По бортам люков не было. Значит, только на крыше корпуса. Переводчик взобрался на бронемашину и постучал прикладом «Штурмгевера» по одному из люков.

— Эй! Русские! Чего вы ждете?! — крикнул он.

Люк открылся. В ней показался довольно мощного телосложения седой человек с недобрыми серыми глазами.

— А чего вы ждете, нерусские? — прорычал он.

— Вы приехали на переговоры? Так идем!

— Переговоры пройдут в нашей машине. Гарантия того, что на этот раз вы нас не взорвете.

— Так неприемлемо! — замотал головой Мигель.

— Тогда можешь катиться в задницу своего центуриона. Ты меня понял, или на пальцах показать?

Переводчик задумался на несколько мгновений. Затем произнес:

— Хорошо. Ждите ответ.

И он, спрыгнув с БРДМ, направился к своей бронемашине.

Шестаков закрыл люк и уселся на свое водительское место. Затем повернул голову на своего единственного попутчика. Тот сидел, облаченный в ОЗК и противогаз, и молчал.

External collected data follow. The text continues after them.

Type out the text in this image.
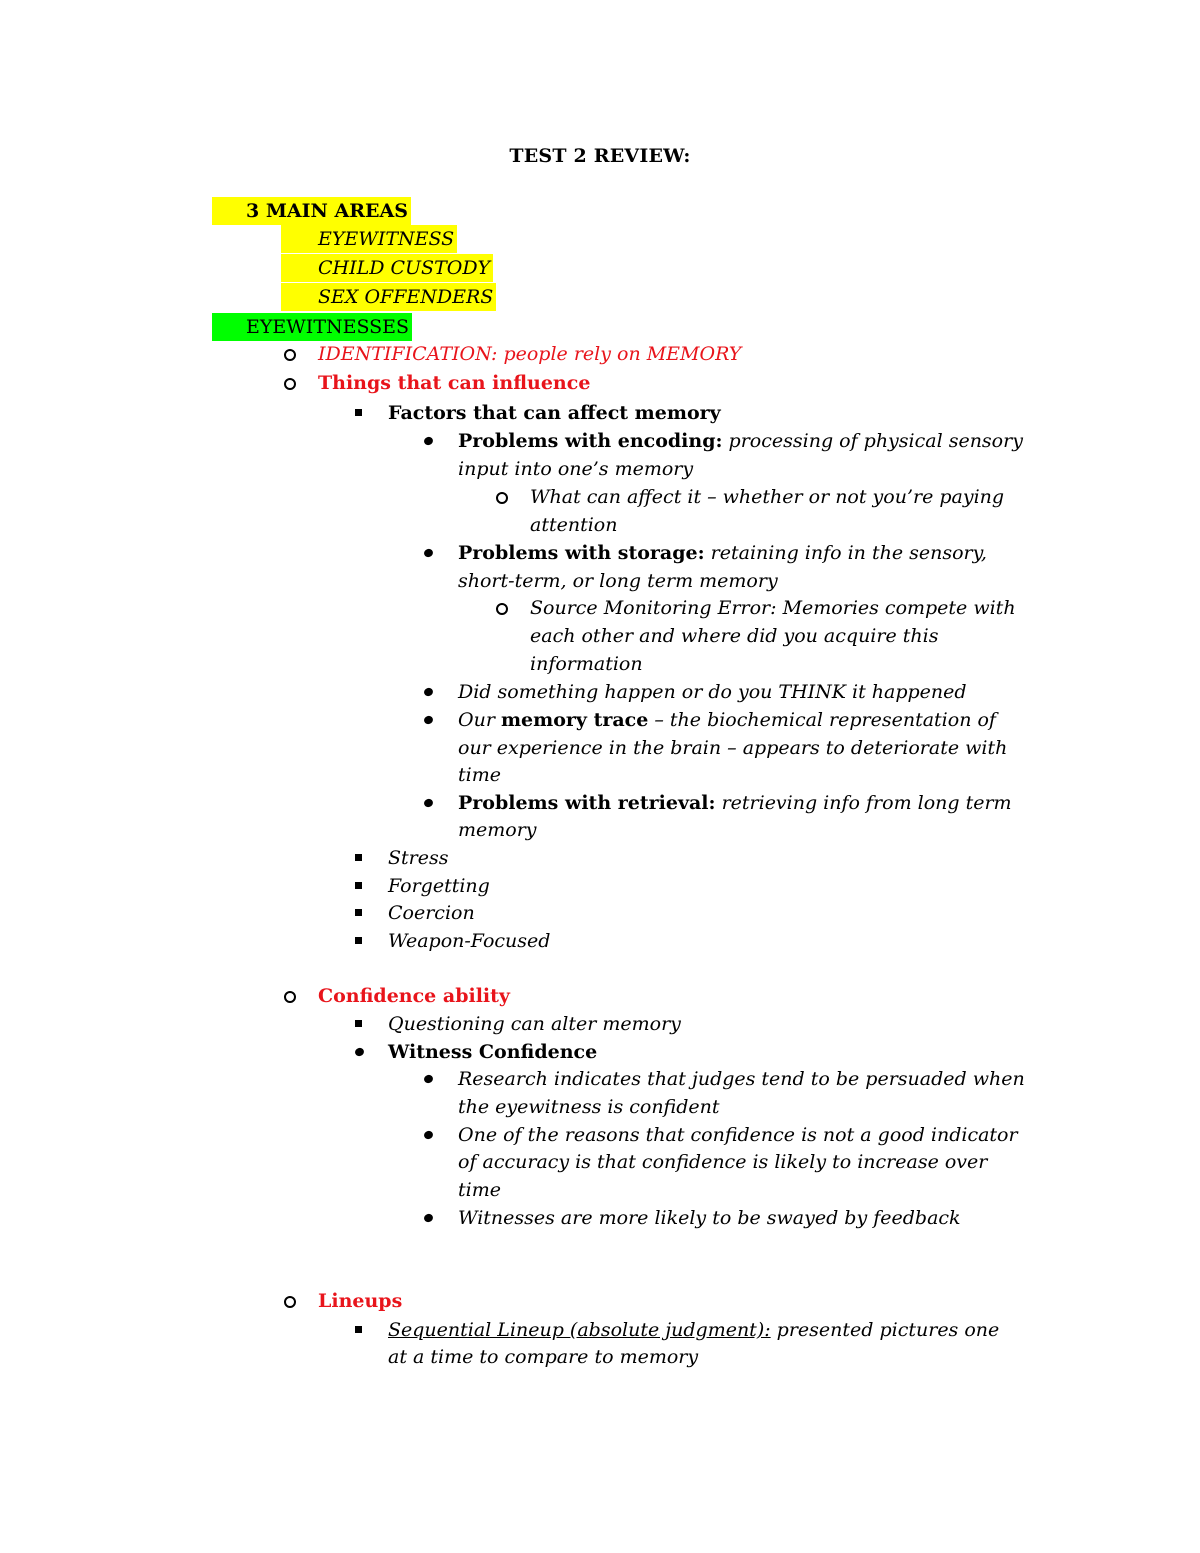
TEST 2 REVIEW:
3 MAIN AREAS
EYEWITNESS
CHILD CUSTODY
SEX OFFENDERS
EYEWITNESSES
IDENTIFICATION: people rely on MEMORY
Things that can influence
Factors that can affect memory
Problems with encoding: processing of physical sensory
input into one’s memory
What can affect it – whether or not you’re paying
attention
Problems with storage: retaining info in the sensory,
short-term, or long term memory
Source Monitoring Error: Memories compete with
each other and where did you acquire this
information
Did something happen or do you THINK it happened
Our memory trace – the biochemical representation of
our experience in the brain – appears to deteriorate with
time
Problems with retrieval: retrieving info from long term
memory
Stress
Forgetting
Coercion
Weapon-Focused
Confidence ability
Questioning can alter memory
Witness Confidence
Research indicates that judges tend to be persuaded when
the eyewitness is confident
One of the reasons that confidence is not a good indicator
of accuracy is that confidence is likely to increase over
time
Witnesses are more likely to be swayed by feedback
Lineups
Sequential Lineup (absolute judgment): presented pictures one
at a time to compare to memory
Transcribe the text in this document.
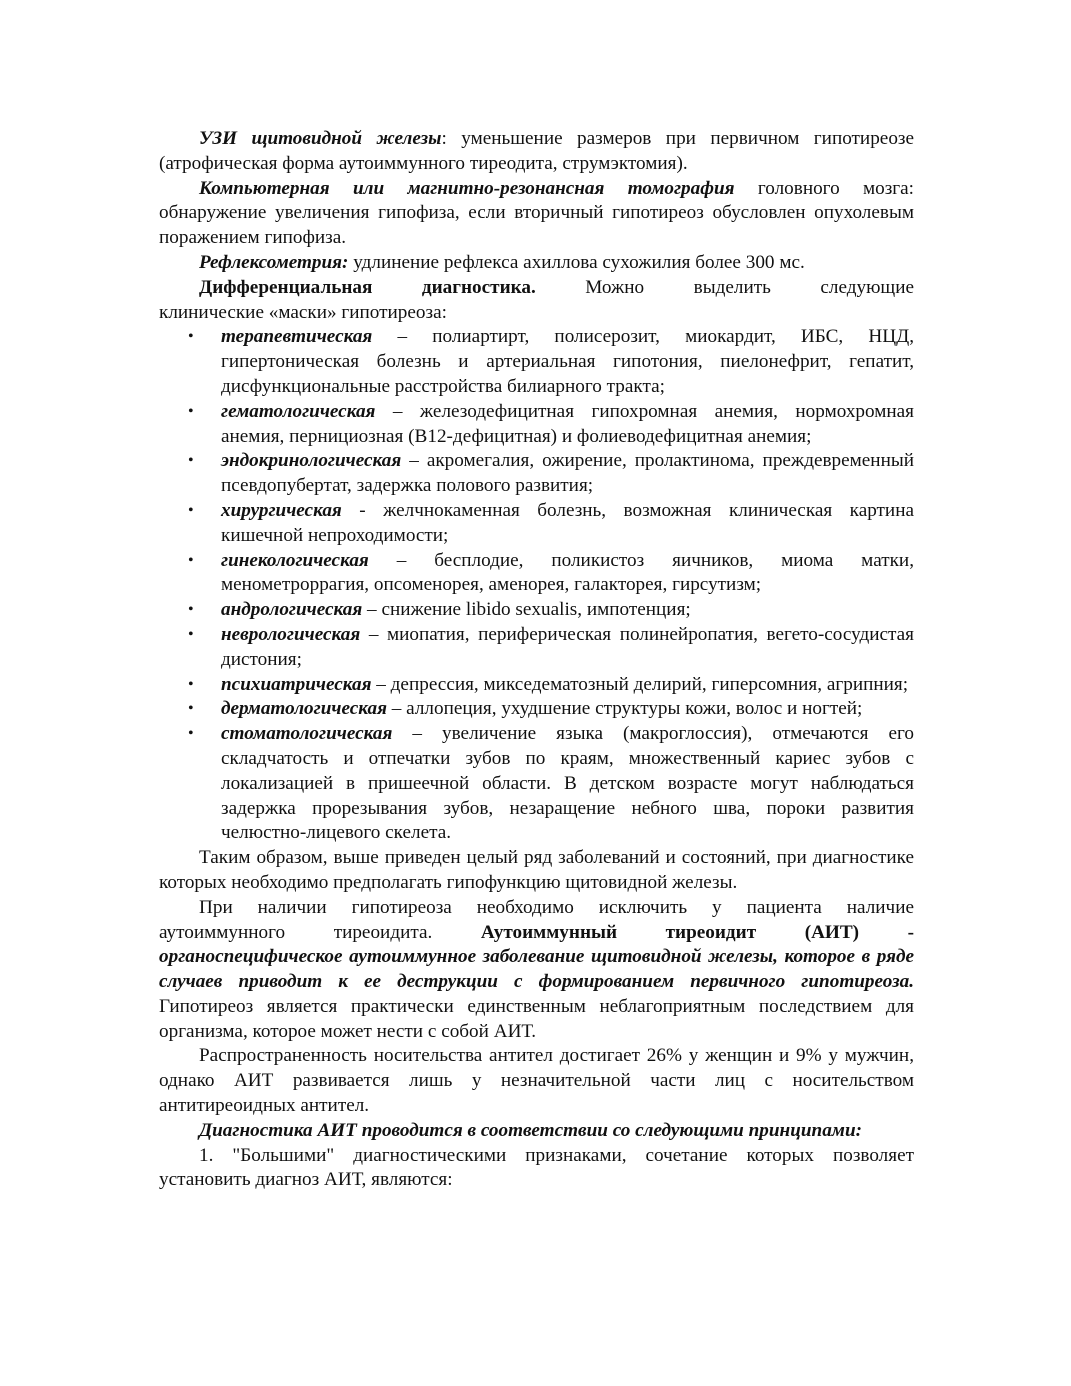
УЗИ щитовидной железы: уменьшение размеров при первичном гипотиреозе (атрофическая форма аутоиммунного тиреодита, струмэктомия).

Компьютерная или магнитно-резонансная томография головного мозга: обнаружение увеличения гипофиза, если вторичный гипотиреоз обусловлен опухолевым поражением гипофиза.

Рефлексометрия: удлинение рефлекса ахиллова сухожилия более 300 мс.

Дифференциальная	диагностика.	Можно	выделить	следующие

клинические «маски» гипотиреоза:

• терапевтическая – полиартирт, полисерозит, миокардит, ИБС, НЦД, гипертоническая болезнь и артериальная гипотония, пиелонефрит, гепатит, дисфункциональные расстройства билиарного тракта;
• гематологическая – железодефицитная гипохромная анемия, нормохромная анемия, пернициозная (В12-дефицитная) и фолиеводефицитная анемия;
• эндокринологическая – акромегалия, ожирение, пролактинома, преждевременный псевдопубертат, задержка полового развития;
• хирургическая - желчнокаменная болезнь, возможная клиническая картина кишечной непроходимости;
• гинекологическая – бесплодие, поликистоз яичников, миома матки, менометроррагия, опсоменорея, аменорея, галакторея, гирсутизм;
• андрологическая – снижение libido sexualis, импотенция;
• неврологическая – миопатия, периферическая полинейропатия, вегето-сосудистая дистония;
• психиатрическая – депрессия, микседематозный делирий, гиперсомния, агрипния;
• дерматологическая – аллопеция, ухудшение структуры кожи, волос и ногтей;
• стоматологическая – увеличение языка (макроглоссия), отмечаются его складчатость и отпечатки зубов по краям, множественный кариес зубов с локализацией в пришеечной области. В детском возрасте могут наблюдаться задержка прорезывания зубов, незаращение небного шва, пороки развития челюстно-лицевого скелета.

Таким образом, выше приведен целый ряд заболеваний и состояний, при диагностике которых необходимо предполагать гипофункцию щитовидной железы.

При наличии гипотиреоза необходимо исключить у пациента наличие
аутоиммунного	тиреоидита.	Аутоиммунный	тиреоидит	(АИТ)	-

органоспецифическое аутоиммунное заболевание щитовидной железы, которое в ряде случаев приводит к ее деструкции с формированием первичного гипотиреоза. Гипотиреоз является практически единственным неблагоприятным последствием для организма, которое может нести с собой АИТ.

Распространенность носительства антител достигает 26% у женщин и 9% у мужчин, однако АИТ развивается лишь у незначительной части лиц с носительством антитиреоидных антител.

Диагностика АИТ проводится в соответствии со следующими принципами:

1. "Большими" диагностическими признаками, сочетание которых позволяет установить диагноз АИТ, являются:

Через несколько минут стук по люку повторился. Прапорщик открыл его. Там была все та же физиономия в респираторе.

— Я уполномочен вести переговоры, — произнес переводчик.

— Ну залазь, — ухмыльнулся Шестаков, освобождая место врагу и пересаживаясь на ближайшее сидение.

— Что, побоялся твой командир сам прийти, да? — произнес он, когда Мигель уселся на место механика-водителя и закрыл за собой люк.

— Наш командир не боится, — строго отозвался переводчик и бросил косой взгляд на человека в противогазе.

— Ну ладно. Чего вам надо? И что вы хотите за освобождение наших людей?

— Вашей капитуляции.

— Вот как? — поднял брови прапорщик. — А не слишком ли?

— Это цена жизни вашего командира и еще трех человек. И цена вашей спокойной жизни. Вы сложите оружие и пустите нас в свой бункер. Вы дадите нам доступ к тому туннелю.

— Другими словами, вы хотите завладеть нашим оружием. Нашей техникой. Нашим жилищем. А людей поработить?

— Мы гарантируем жизнь каждому из вас на условиях непротивления. Это лучшая цена за ваш покой и мирный труд на славу наших общих интересов.

— Кто-то уже такое говорил моей стране и моему народу, давным-давно. Знаешь, что с ним стало?

— Что?

— Он отравил свою собаку и жену, а потом застрелился.

— Не в вашем положении нам угрожать.

— Да, но вы забыли, что у нас тоже находится в плену ваш человек. Вы понимаете, что его жизнь в сложившихся обстоятельствах в опасности?

— Пауль Рохес? — переводчик покачал головой, усмехнувшись. — Он солдат. И это война. Солдатами жертвуют. Я сомневаюсь, что жизнь одного нашего солдата в этих обстоятельствах для вас будет ценнее жизни двух ваших, да еще и двух офицеров впридачу. А он, Рохес, если нужно, достойно примет смерть от ваших рук.